# Are You Able To Pass This Vintage Items Quiz? Most Can’t!



## Prairie dog (Jul 18, 2021)

Are You Able To Pass This Vintage Items Quiz? Most Can’t!​
 50 questions..

https://www.pastfactory.com/product/are-you-able-to-pass-this-vintage-items-quiz-most-cant/2/

your result 45  out of 50

one didn't display the correct answer for me.was just a green blank no text.


----------



## debodun (Jul 18, 2021)

I missed a few, but it was because I couldn't see all the answers on some of the questions and had to choose from what was shown. I did miss one legitimately -  the one about the gas lamp - I chose lamp post.


----------



## Becky1951 (Jul 18, 2021)

That was fun. You scored 42 out of 50.


----------



## hollydolly (Jul 18, 2021)

You scored 46 out of 50                                                     Retry                                                                                                                                                                                                                                                                                                                                                                                                                                        Great job! That score is amazing.


----------



## terry123 (Jul 18, 2021)

I got 45 but I am old as dirt!!


----------



## Prairie dog (Jul 18, 2021)

Me also terry 123


----------



## CinnamonSugar (Jul 18, 2021)

48 out of 50


----------



## Judycat (Jul 18, 2021)

Sugar sifter?
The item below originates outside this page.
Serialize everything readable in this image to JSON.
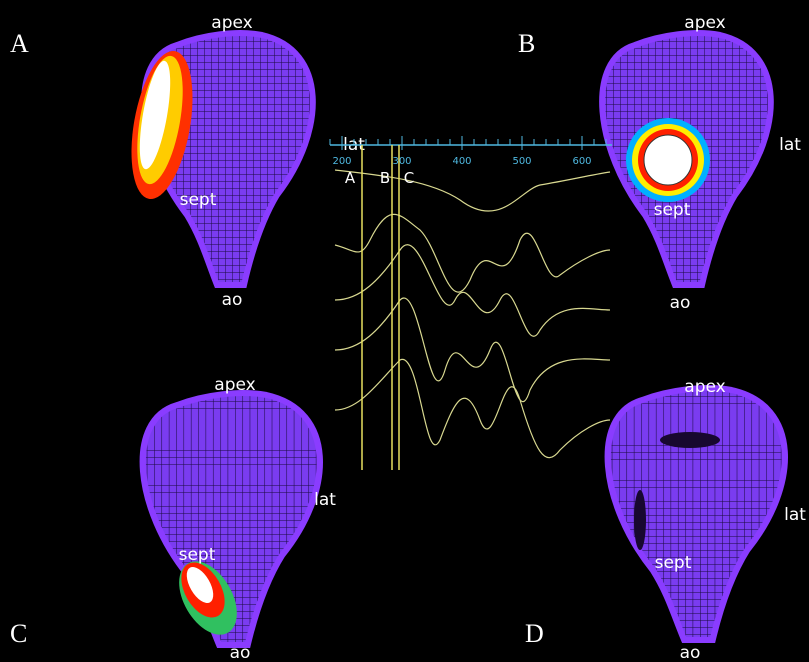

Oh dear I am such a vulgarian.


----------



## Tommy (Jul 19, 2021)

50 out of 50.  Got lucky on a couple of them.


----------



## Alligatorob (Jul 19, 2021)

You scored 47 out of 50


----------



## Fyrefox (Jul 20, 2021)

I got 46 out of 50.  Many of the items were in use during my day, more antiquated ones I saw in antique shops I was dragged into on family vacations...


----------



## Sassycakes (Jul 20, 2021)

*Congrats, you finished! Here are your results*​You scored 34 out of 50 RetryYou know a lot more than others.



*What I called it was Lucky guesser!*


----------